La domanda di fondo è invece più complicata. Perché, a distanza di 65 anni, l’integrazione tra Cinesi e Uiguri ha bisogno ancora di incentivi monetari? E perché nessun matrimonio misto ha avuto luogo, nonostante i soldi promessi? Le risposte vanno ovviamente cercate in vari campi, compreso quello socio-antropologico.
L’espansione Cinese verso le marche di frontiera (Xinjiang, Tibet, Mongolia, Yunnan) ha avuto la caratteristica della conquista politica e dell’imposizione di un sistema cinese. Indipendentemente dai progressi materiali, che comunque sono stati rilevanti, il tratto comune è stata l’imposizione di una cultura, di uno stile di vita differente. Ancor oggi, tutte le minoranze protestano (in maniera drammatica a Urumqi e a Lhasa) per i tentativi disinvolti e brutali di assimilazione, come se la missione cinese sia quella di investire con la propria superiorità i popoli che non ne hanno tratto vantaggio.

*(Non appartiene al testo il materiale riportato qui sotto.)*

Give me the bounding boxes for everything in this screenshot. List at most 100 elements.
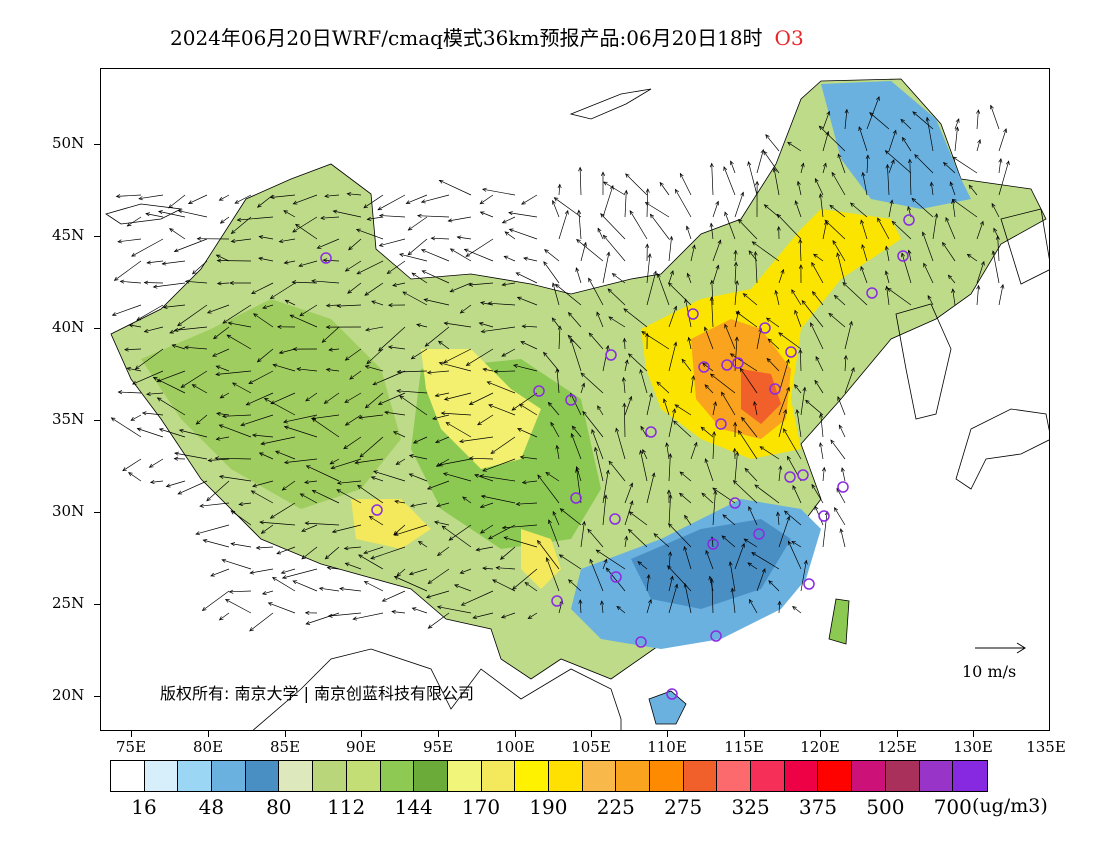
wind-vector-head — [575, 468, 580, 473]
wind-vector — [753, 401, 758, 416]
wind-vector-head — [717, 239, 722, 245]
lon-tick — [667, 731, 668, 737]
wind-vector-head — [979, 220, 984, 226]
reference-vector-label: 10 m/s — [962, 662, 1017, 681]
wind-vector — [560, 508, 582, 526]
wind-vector — [837, 153, 846, 174]
wind-vector-head — [818, 193, 823, 198]
wind-vector-head — [729, 353, 735, 358]
wind-vector-head — [786, 386, 790, 392]
wind-vector — [666, 442, 670, 460]
wind-vector — [248, 370, 274, 384]
wind-vector-head — [260, 441, 266, 446]
wind-vector-head — [195, 531, 201, 536]
wind-vector — [427, 370, 450, 374]
wind-vector-head — [766, 357, 771, 363]
wind-vector — [544, 249, 560, 262]
colorbar-label: 48 — [198, 795, 225, 819]
wind-vector-head — [783, 510, 789, 515]
wind-vector-head — [272, 363, 278, 368]
wind-vector — [275, 450, 296, 460]
lat-tick — [94, 144, 100, 145]
wind-vector-head — [672, 408, 677, 413]
wind-vector-head — [479, 474, 485, 479]
wind-vector — [596, 312, 604, 328]
wind-vector-head — [730, 587, 735, 593]
wind-vector-head — [949, 181, 954, 187]
wind-vector-head — [733, 261, 738, 267]
wind-vector — [754, 484, 780, 504]
wind-vector-head — [117, 239, 122, 244]
wind-vector-head — [850, 367, 855, 372]
wind-vector-head — [299, 493, 305, 498]
colorbar-swatch — [818, 761, 853, 791]
wind-vector-head — [258, 256, 263, 261]
wind-vector — [842, 282, 868, 306]
wind-vector — [828, 313, 846, 328]
wind-vector — [624, 483, 633, 504]
lon-label-120E: 120E — [800, 738, 840, 756]
wind-vector — [149, 458, 164, 468]
wind-vector-head — [442, 472, 448, 477]
wind-vector-head — [228, 589, 234, 594]
wind-vector-head — [998, 157, 1003, 163]
wind-vector-head — [249, 627, 254, 632]
wind-vector-head — [581, 382, 586, 388]
wind-vector-head — [417, 540, 423, 546]
wind-vector — [216, 436, 230, 440]
wind-vector-head — [110, 417, 116, 422]
wind-vector — [268, 602, 296, 614]
station-marker — [371, 504, 383, 516]
wind-vector — [222, 414, 252, 417]
wind-vector-head — [344, 267, 350, 272]
wind-vector — [768, 580, 780, 592]
wind-vector-head — [543, 351, 548, 357]
wind-vector-head — [836, 252, 841, 257]
colorbar-swatch — [953, 761, 987, 791]
wind-vector-head — [550, 421, 555, 427]
wind-vector — [262, 590, 274, 595]
wind-vector — [196, 414, 208, 425]
wind-vector — [251, 282, 274, 294]
wind-vector — [690, 442, 698, 460]
wind-vector-head — [480, 494, 486, 499]
wind-vector — [509, 228, 538, 240]
wind-vector — [257, 348, 274, 363]
wind-vector — [778, 466, 782, 482]
wind-vector — [461, 590, 494, 606]
wind-vector — [800, 560, 807, 592]
wind-vector-head — [292, 228, 297, 233]
wind-vector — [281, 568, 296, 574]
wind-vector — [434, 521, 450, 526]
wind-vector-head — [363, 581, 369, 585]
wind-vector — [646, 271, 657, 306]
wind-vector-head — [411, 272, 417, 277]
wind-vector — [426, 590, 450, 598]
wind-vector-head — [280, 570, 286, 575]
wind-vector — [257, 194, 274, 208]
wind-vector — [284, 426, 318, 438]
wind-vector-head — [645, 188, 650, 193]
wind-vector — [701, 492, 714, 504]
wind-vector-head — [272, 576, 277, 581]
wind-vector — [370, 546, 406, 559]
wind-vector — [517, 296, 538, 306]
wind-vector-head — [576, 238, 581, 244]
wind-vector — [513, 364, 538, 372]
wind-vector-head — [423, 298, 429, 303]
wind-vector — [640, 450, 648, 482]
wind-vector-head — [844, 108, 849, 114]
colorbar-label: 190 — [529, 795, 568, 819]
wind-vector — [153, 377, 186, 394]
wind-vector-head — [753, 250, 758, 256]
wind-vector — [991, 203, 1000, 218]
wind-vector-head — [792, 484, 797, 490]
wind-vector — [580, 372, 604, 394]
wind-vector-head — [392, 282, 397, 287]
wind-vector — [646, 473, 655, 504]
wind-vector — [659, 182, 670, 196]
wind-vector-head — [842, 282, 847, 287]
wind-vector-head — [621, 376, 626, 382]
wind-vector — [860, 220, 868, 240]
wind-vector — [264, 398, 296, 416]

Tutte le proteste convergono in un unico timore: quello di essere minoranza a casa propria, di diventare vittime dell’espansione cinese e soprattutto della sua potenza inarrestabile. Gli stranieri occidentali in Cina subiscono un retaggio di diffidenza che – giusto o esagerato – non si giustifica con la lunga fase di convivenza e di “ascesa pacifica” che la Cina sottolinea. Gli occidentali non vivono certamente in pericolo, ma percepiscono differenza e diffidenza. Chi vive in Cina conosce bene le connotazioni dei non cinesi, anche da persone di cultura elevata.
“Diavoli stranieri” e “scimmie” sono purtroppo epiteti ancora molto diffusi nel linguaggio comune. Ovviamente l’orgoglio nazionalista non può essere confuso con l’arroganza culturale e quest’ultima non si identifica con il razzismo. Sarebbe superficiale qualificare con questo aggettivo la Cina. Bisogna infatti essere prudenti e profondi nelle valutazioni. Gli Stati Uniti non sono esenti da gravi contraddizioni e problemi, ma una Cina moderna e in crescita dovrebbe privilegiare le analisi e lasciare le armi della propaganda, così poco meditate da potersi facilmente ritorcersi contro di lei.